Patricia Horner

Personal information
- Nationality: British (Northern Irish)
- Born: 17 March 1947 (age 79)

Sport
- Sport: Lawn and indoor bowls
- Club: NI Civil Service BC, Belfast

Medal record
Representing Northern Ireland
Irish Nationals
| Gold medal – first place | 1994 | pairs |

= Patricia Horner =

Northern Irish international lawn bowler

Patricia "Pat" Horner (born 17 March 1947) is a former international lawn bowler from Northern Ireland who competed at two Commonwealth Games.

== Biography ==
Horner a nurse by profession, was a member of the NI Civil Service Bowls Club in Belfast and represented the combined Ireland team at international level.
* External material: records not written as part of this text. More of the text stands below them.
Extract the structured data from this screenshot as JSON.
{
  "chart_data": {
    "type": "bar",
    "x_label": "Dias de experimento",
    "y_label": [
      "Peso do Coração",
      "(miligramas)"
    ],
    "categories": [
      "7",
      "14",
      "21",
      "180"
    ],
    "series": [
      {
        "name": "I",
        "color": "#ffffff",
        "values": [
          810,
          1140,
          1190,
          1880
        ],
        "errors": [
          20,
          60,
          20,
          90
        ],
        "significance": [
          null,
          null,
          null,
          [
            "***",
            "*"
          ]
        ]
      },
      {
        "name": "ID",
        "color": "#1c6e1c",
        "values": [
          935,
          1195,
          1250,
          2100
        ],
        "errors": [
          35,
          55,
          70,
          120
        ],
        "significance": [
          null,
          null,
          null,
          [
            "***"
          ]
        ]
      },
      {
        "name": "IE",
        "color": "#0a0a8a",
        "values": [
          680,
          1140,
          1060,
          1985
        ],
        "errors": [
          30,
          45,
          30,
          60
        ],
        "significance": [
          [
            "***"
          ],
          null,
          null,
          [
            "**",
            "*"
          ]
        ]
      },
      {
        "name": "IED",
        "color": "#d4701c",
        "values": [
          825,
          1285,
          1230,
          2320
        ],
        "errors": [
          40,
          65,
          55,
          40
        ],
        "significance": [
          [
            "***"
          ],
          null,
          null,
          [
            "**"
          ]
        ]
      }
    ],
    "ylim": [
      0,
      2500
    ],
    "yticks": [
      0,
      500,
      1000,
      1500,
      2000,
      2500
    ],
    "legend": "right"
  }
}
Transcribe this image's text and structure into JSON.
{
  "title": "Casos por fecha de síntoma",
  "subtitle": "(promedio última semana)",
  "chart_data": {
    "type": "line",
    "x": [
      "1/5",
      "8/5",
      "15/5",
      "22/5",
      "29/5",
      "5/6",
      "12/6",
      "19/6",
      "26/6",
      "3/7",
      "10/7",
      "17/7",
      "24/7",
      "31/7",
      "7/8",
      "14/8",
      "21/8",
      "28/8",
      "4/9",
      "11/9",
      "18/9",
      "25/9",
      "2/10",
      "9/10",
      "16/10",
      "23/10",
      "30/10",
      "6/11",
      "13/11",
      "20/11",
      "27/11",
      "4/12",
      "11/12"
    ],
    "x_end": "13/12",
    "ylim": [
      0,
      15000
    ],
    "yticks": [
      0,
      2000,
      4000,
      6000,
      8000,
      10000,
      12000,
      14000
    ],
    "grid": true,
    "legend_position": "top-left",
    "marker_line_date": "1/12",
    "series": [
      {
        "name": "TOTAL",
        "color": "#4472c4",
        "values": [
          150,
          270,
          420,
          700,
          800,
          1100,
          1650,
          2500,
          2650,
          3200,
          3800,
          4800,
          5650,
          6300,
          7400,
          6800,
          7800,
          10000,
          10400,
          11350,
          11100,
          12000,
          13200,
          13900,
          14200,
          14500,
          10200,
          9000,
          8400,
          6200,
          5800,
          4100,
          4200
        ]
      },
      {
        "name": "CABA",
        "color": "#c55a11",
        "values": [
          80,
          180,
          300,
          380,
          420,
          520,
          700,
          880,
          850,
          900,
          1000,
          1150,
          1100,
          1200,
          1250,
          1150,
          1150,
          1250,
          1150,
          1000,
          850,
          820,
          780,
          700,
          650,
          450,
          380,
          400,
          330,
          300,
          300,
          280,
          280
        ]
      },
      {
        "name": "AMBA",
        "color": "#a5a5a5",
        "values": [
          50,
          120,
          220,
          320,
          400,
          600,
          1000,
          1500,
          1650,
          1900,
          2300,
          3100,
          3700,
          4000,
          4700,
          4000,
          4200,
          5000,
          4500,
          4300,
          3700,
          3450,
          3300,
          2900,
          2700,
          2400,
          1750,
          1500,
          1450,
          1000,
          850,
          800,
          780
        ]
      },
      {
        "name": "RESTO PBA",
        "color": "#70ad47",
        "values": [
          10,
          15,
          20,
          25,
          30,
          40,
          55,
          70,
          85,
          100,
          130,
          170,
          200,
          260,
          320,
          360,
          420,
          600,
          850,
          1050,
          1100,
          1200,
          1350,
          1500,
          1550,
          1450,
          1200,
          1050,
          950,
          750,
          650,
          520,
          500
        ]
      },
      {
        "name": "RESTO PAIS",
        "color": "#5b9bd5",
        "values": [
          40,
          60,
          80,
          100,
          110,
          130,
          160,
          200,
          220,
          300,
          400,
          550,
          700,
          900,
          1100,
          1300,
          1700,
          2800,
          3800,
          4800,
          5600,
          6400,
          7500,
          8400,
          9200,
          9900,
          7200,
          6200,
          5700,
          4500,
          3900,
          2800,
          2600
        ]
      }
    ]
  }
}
Horner represented the Northern Irish team at the 1998 Commonwealth Games in Kuala Lumpur, Malaysia, where she competed in the fours event, with Alicia Crangle, Donna McNally and Geraldine Law.

Four years later Horner represented the Northern Irish team again at the 2002 Commonwealth Games in Manchester, England, where she competed in the fours event, with Alicia Weir (Crangle), Dessa Baird and Paula Montgomery.

She was the pairs champion of Ireland (with Geraldine Law) at the 1994 Irish National Bowls Championships.